Il y a des articles très intéressants d'ailleurs sur l'art de la désinformation par la destructuration de l'information.
C'est à dire en fait que si l'on y prête un peu d'attention, on se rendra compte qu'il n'y a JAMAIS de fil conducteur dans ces journaux télévisés. Loin de présenter un canevas unique et constant, abordant par exemple tour à tour l'intérieur, l'extérieur, le scientifique, le médical puis le sportif, les journaux sont un amoncellement constant (et voyeuriste, pour des questions d'Audimat) de faits divers tous sans aucun rapport les uns avec les autres.
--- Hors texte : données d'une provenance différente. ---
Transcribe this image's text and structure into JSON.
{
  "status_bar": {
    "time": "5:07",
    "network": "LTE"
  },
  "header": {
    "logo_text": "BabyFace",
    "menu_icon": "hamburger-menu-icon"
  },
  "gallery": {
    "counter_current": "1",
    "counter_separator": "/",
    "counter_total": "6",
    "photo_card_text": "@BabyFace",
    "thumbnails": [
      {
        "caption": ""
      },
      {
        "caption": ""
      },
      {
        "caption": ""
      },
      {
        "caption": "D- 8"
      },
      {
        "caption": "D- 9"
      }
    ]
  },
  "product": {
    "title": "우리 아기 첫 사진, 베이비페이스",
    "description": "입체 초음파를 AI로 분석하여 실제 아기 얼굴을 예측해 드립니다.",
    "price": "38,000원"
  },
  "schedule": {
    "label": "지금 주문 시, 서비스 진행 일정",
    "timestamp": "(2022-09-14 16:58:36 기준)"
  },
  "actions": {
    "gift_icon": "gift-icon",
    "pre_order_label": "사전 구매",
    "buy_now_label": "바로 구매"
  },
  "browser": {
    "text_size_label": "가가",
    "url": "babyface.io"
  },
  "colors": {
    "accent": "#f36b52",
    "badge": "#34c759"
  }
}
Tant est si bien que la phrase "sans transition" de PPDA est devenue culte aux guignols. Ca n'est pas un hasard. Il n'y a pas de transition car il n'y a pas de logique. Et il n'y a pas de logique car on cherche à endormir le téléspectateur dans une somnolence propice, entre un article sur les conséquences écologiques désastreuses de la surfréquentation du marais poitevin et un autre sur le jubilé d'Yvette Horner, à glisser un furtif entrefilet sur l'ex futur projet de loi sur le CPE, histoire d'essayer de passer "ni vu ni connu", et ce dans le seul but de pouvoir prétendre ultérieurement que tel jour à telle heure on en avait bien parlé au JT et que le travail d'information avait bien été fait...
Je n'irai pas non plus m'étendre sur la propagande pure et dure que parfois nos postes de télévision viennent déverser et auxquelles les bonnes ménagères s'empressent de croire... mais bon, de nos jours une vaste majorité d'imbéciles (et parfois d'hommes intelligents et de bonne foi) croit qu'une nébuleuse terroriste internationale aux ordres d'un barbu légendaire aurait perpetré des attentats fabuleux le 11 septembre 2001, alors qu'un petit peu d'ouverture d'esprit et d'intelligence amènent à la conclusion simple et irréfutable que c'est George Bush et son entourage qui ont directement exécuté les attentats, fait plastiquer les tours et tiré un avantage substantiel (pour eux-mêmes et pour l'économie de leur pays) de tous ces faits.
En cas de doute, la consultation sur google video des deux films "Loose change" et "911 mysteries" suffit à convaincre le plus rétif des incrédules.